Эта отложенная пиеса представляет собой диалог мертвых или диалог ораторов о гомосексуализме (в беседе участвуют Самсон Келий-Кейлюс и современник Пруста Эрнест Ренан, скончавшийся в 1892 году). Это своего рода школьное упражнение, выполненное и спародированное по всем правилам жанра, на запретную для школы тему; по сравнению с этим диалогом выпускное сочинение Жизель в романе «Под сенью девушек в цвету» (Recherche, t. II, р. 264–268), где Софокл описывал Преисподнюю Расину, дабы утешить последнего по случаю провала «Аталии», покажется совершенно невинным. Очевидно, что в этой велеречивой оратории ученых мужей предвосхищается спор между Шарлю и Бришо (здесь это Келий и Ренан) на эту же тему, что происходит после прослушивания септета г. Вердюренов (Recherche, t. III, р. 800-813). Также здесь впервые возникает потрясающий стих Виньи, который позднее станет эпиграфом к «Содому и Гоморре»: «Женщина возымеет Гоморру, мужчина — Содом» Равно как поэзия, названная здесь фиктивным Ренаном «божественным безумием», сливается с felix culpa, с этой «счастливой виной», в которой католическая религия усматривает первородный грех, дозволивший искупление. В названии фрагмента «В преисподней» — совмещаются ситуация древнего мифа, обеспечивающая саму возможность диалога мертвых, с темой наказания, угрожающего таким отверженным, как Кейлюс.

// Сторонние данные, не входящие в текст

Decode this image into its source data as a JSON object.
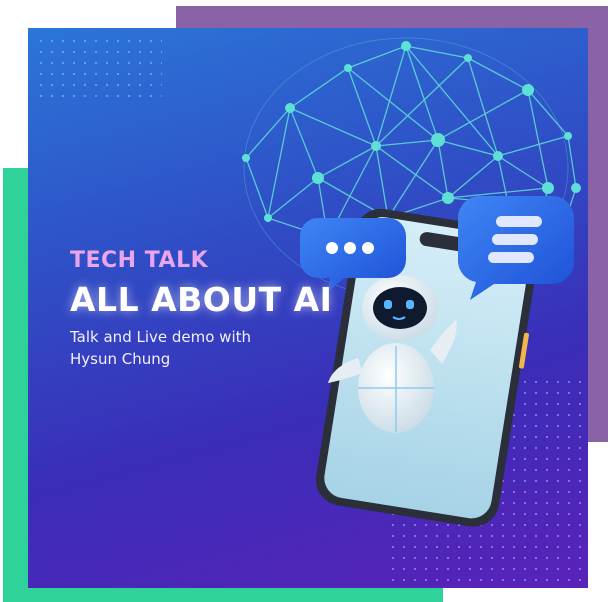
{
  "poster": {
    "kicker": "TECH TALK",
    "headline": "ALL ABOUT AI",
    "subtitle_line1": "Talk and Live demo with",
    "subtitle_line2": "Hysun Chung"
  },
  "colors": {
    "gradient_top": "#2b76d8",
    "gradient_bottom": "#5a22b8",
    "kicker": "#e9a6ef",
    "accent_green": "#2fd39a",
    "accent_purple": "#8a63a6",
    "network": "#5ee0d6",
    "bubble_blue": "#2a64e6"
  },
  "icons": [
    "network-globe-icon",
    "chat-bubble-dots-icon",
    "chat-bubble-lines-icon",
    "robot-icon",
    "smartphone-icon"
  ]
}
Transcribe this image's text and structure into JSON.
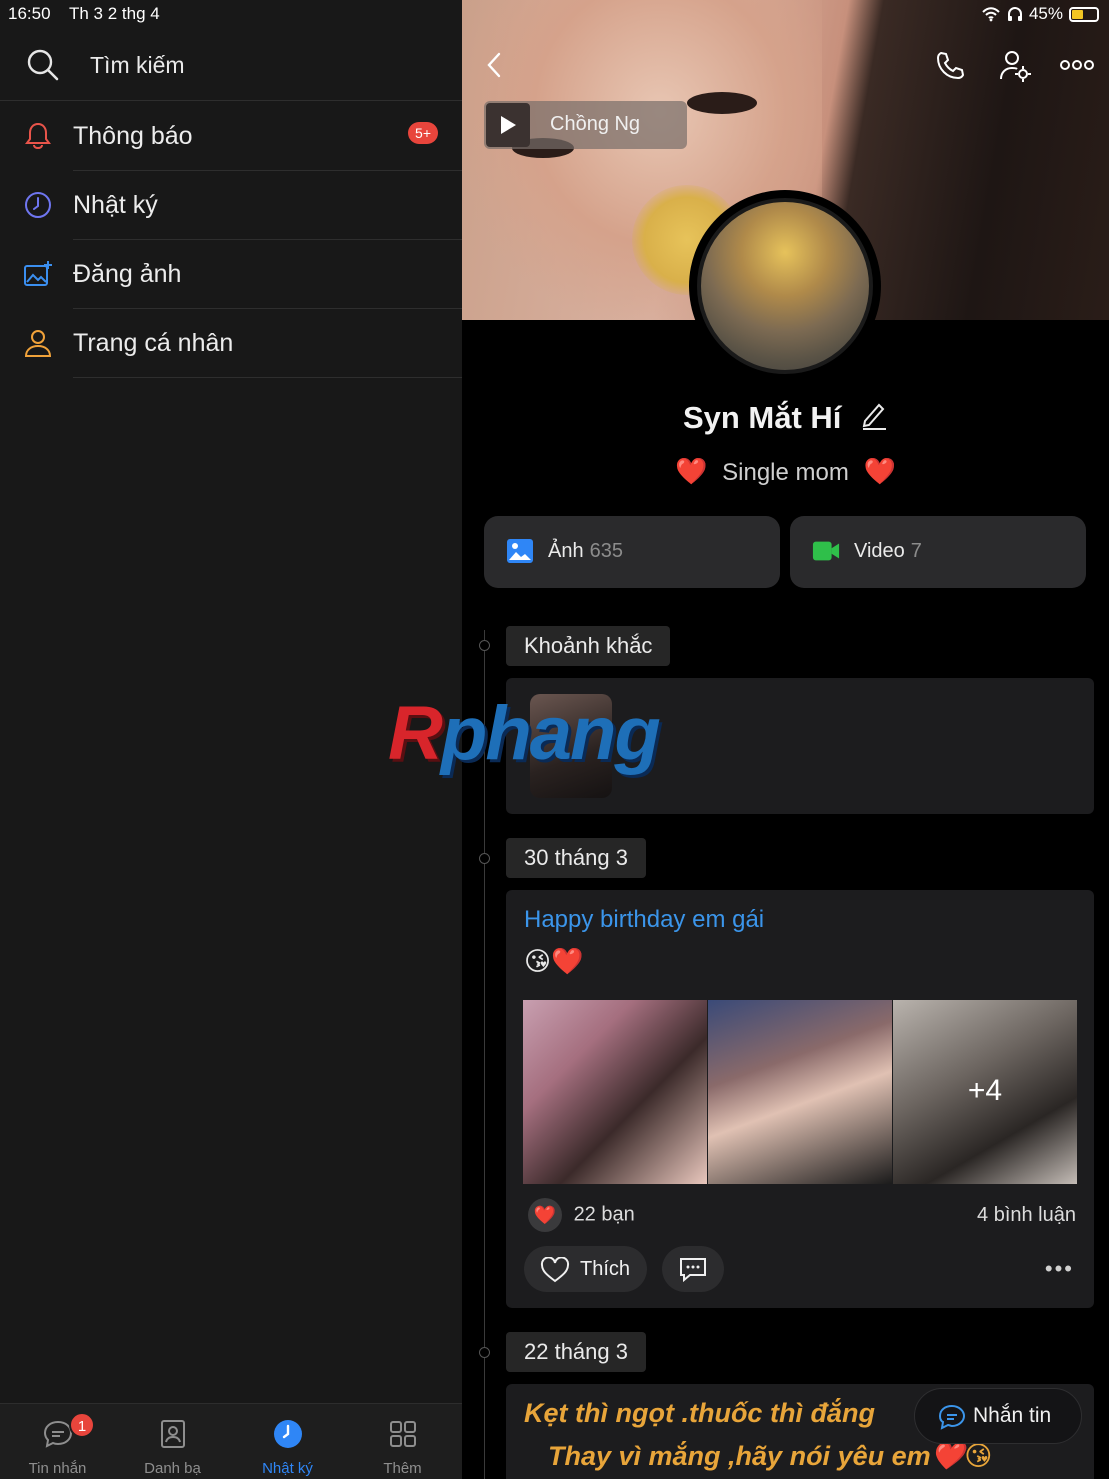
{
  "status": {
    "time": "16:50",
    "date": "Th 3 2 thg 4",
    "battery": "45%"
  },
  "left": {
    "search_label": "Tìm kiếm",
    "menu": [
      {
        "label": "Thông báo",
        "badge": "5+",
        "icon": "bell-icon"
      },
      {
        "label": "Nhật ký",
        "icon": "clock-icon"
      },
      {
        "label": "Đăng ảnh",
        "icon": "photo-add-icon"
      },
      {
        "label": "Trang cá nhân",
        "icon": "person-icon"
      }
    ],
    "tabs": [
      {
        "label": "Tin nhắn",
        "badge": "1"
      },
      {
        "label": "Danh bạ"
      },
      {
        "label": "Nhật ký",
        "active": true
      },
      {
        "label": "Thêm"
      }
    ]
  },
  "profile": {
    "music_title": "Chồng     Ng",
    "name": "Syn Mắt Hí",
    "status_heart_left": "❤️",
    "status_text": "Single mom",
    "status_heart_right": "❤️",
    "photos_label": "Ảnh",
    "photos_count": "635",
    "videos_label": "Video",
    "videos_count": "7"
  },
  "timeline": {
    "moments_label": "Khoảnh khắc",
    "post1": {
      "date": "30 tháng 3",
      "title": "Happy birthday em gái",
      "emoji": "😘❤️",
      "extra_photos": "+4",
      "reactions_icon": "❤️",
      "reactions": "22 bạn",
      "comments": "4 bình luận",
      "like_label": "Thích"
    },
    "post2": {
      "date": "22 tháng 3",
      "line1": "Kẹt thì ngọt .thuốc thì đắng",
      "line2": "Thay vì mắng ,hãy nói yêu em❤️😘"
    },
    "message_button": "Nhắn tin"
  },
  "watermark": {
    "part1": "R",
    "part2": "phang"
  },
  "colors": {
    "accent": "#2f86f6",
    "badge": "#e8453c",
    "heart": "#e8282e",
    "link": "#3b95ea",
    "quote": "#e8a53a"
  }
}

В некоторых новеллах, как опубликованных, так и неизданных, предпринимается попытка обеспечить возможность признания гомосексуальности в миг агонии, развенчивающей виновность в предсмертном свете: здесь шаг в эту сторону сделан благодаря языческому представлению загробного мира, где можно беседовать на расстоянии, с точки зрения Сириуса, когда уже ничего не пережить, в то время как в жизни подобные ситуации достигают предела терпимого.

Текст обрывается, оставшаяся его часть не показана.